Вокруг «Мертвых душ» закипели ожесточенные споры. Это была не обычная литературная полемика, но один из самых острых эпизодов идейной борьбы в русской литературе первой половины XIX века. И это отлично понял Белинский. Спустя несколько месяцев после выхода в свет поэмы, в третьей статье «Речь о критике», он прямо заявил, что «беспрестанные толки и споры» о «Мертвых душах» – «вопрос столько же литературный, сколько и общественный».

Белинский отверг поверхностное предположение, высказывавшееся некоторыми из «доброжелателей» Гоголя, будто бы нападки на его новое произведение исходят от людей, проникнутых лишь «завистью к успеху и к гению». Споры вокруг «Мертвых душ», говорит он, являются результатом «столкновения старых начал с новыми», это «битва двух эпох» (VI, 323).

В течение двух месяцев после выхода в свет «Мертвых душ» почти вся петербургская и московская критика успела высказаться о новом произведении Гоголя. Среди этих высказываний было одно, привлекшее к себе особое внимание Белинского, – брошюра К. Аксакова «Несколько слов о поэме Гоголя «Похождения Чичикова, или Мертвые души». В ней защищалась мысль, будто бы поэма Гоголя своим содержанием, характером, поэтической формой возрождала в русской литературе традиции гомеровского эпоса. «В поэме Гоголя является нам… древний, гомеровский эпос», – писал Аксаков. И еще: «Созерцание Гоголя, древнее, истинное, то же, какое и у Гомера… из-под его творческой руки восстает, наконец, древний истинный эпос».[228] По мнению Аксакова, недостаточное уважение к древнему эпосу привело современную литературу к падению: история мировой литературы после Гомера представляет собой процесс деградации, завершившийся вырождением древнего эпоса в современный роман. Белинский в своей статье подверг резкой критике реакционную, антинаучную концепцию Аксакова, доказав всю несостоятельность его сопоставлений Гоголя с Гомером. Современный роман, утверждал Белинский, не есть порождение и искажение древнего эпоса, он представляет собой, по словам критика, явление, отвечающее потребностям самой жизни, он есть «эпос нашего времени», в котором «отразилась сама современная жизнь».
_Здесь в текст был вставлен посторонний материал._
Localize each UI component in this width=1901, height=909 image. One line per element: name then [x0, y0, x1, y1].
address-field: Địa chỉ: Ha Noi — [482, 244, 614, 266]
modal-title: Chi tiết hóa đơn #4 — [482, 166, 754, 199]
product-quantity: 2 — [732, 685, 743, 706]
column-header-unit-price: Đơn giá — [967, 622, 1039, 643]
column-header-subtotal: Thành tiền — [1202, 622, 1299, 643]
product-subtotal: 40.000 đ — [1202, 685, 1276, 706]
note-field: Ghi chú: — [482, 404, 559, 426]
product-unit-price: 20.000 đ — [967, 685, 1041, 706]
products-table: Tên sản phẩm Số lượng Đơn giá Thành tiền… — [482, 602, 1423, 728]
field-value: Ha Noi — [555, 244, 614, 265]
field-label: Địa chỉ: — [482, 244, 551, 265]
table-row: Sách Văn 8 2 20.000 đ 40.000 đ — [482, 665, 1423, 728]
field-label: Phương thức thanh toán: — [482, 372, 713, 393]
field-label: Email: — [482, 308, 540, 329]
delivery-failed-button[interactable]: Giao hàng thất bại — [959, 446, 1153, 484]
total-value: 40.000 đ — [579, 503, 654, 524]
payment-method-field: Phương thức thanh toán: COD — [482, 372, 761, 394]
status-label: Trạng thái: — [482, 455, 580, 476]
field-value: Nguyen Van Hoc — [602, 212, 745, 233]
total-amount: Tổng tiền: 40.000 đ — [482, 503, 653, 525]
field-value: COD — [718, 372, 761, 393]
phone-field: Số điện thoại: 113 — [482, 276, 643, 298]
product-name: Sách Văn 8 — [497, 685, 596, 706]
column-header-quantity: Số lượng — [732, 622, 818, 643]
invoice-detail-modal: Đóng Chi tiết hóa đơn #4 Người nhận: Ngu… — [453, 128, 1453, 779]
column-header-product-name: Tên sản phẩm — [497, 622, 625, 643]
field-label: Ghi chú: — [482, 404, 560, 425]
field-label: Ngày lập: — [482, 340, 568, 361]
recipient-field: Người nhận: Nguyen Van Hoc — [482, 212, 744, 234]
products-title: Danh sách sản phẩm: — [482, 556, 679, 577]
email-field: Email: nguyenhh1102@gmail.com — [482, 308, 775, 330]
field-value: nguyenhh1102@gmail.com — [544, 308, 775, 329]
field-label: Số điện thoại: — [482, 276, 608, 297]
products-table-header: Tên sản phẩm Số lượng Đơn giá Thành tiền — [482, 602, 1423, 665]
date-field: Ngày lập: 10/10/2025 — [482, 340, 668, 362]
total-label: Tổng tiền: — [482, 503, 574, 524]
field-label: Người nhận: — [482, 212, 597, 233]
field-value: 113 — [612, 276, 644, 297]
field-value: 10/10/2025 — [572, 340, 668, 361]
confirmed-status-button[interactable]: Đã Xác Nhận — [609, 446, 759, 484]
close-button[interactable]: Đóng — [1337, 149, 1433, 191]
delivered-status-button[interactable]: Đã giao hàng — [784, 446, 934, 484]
Завязалась полемика. Аксаков, уязвленный критикой Белинского, выступил на страницах «Москвитянина» с антикритикой. Белинский ответил в 11-й книжке «Отечественных записок» новой большой статьей: «Объяснение на объяснение по поводу поэмы Гоголя «Мертвые души».

Белинский, можно сказать, сокрушил концепцию Аксакова. С неотразимой логикой он доказал, что древний эпос ни по содержанию, ни по идее не имеет ничего общего с «Мертвыми душами». Там – пафос утверждения действительности, здесь – пафос ее отрицания. Ныне вообще немыслима поэзия в духе античного эпоса – потому, что такая поэзия может быть следствием лишь определенных форм общественного развития, давно уже пережитых человечеством.

Полемизируя с К. Аксаковым, возвеличивавшим в Гоголе непосредственность его творчества, Белинский писал, что эта непосредственность, хотя она пока еще и составляет главную силу Гоголя, имеет, однако, свои пределы, – она изменяет писателю тогда, когда он вторгается в сферу идей. Белинский указывал, что Гоголя надо не только хвалить за непосредственность творчества, но и всячески поощрять в нем развитие «субъективного» начала, рефлексии, сознательности.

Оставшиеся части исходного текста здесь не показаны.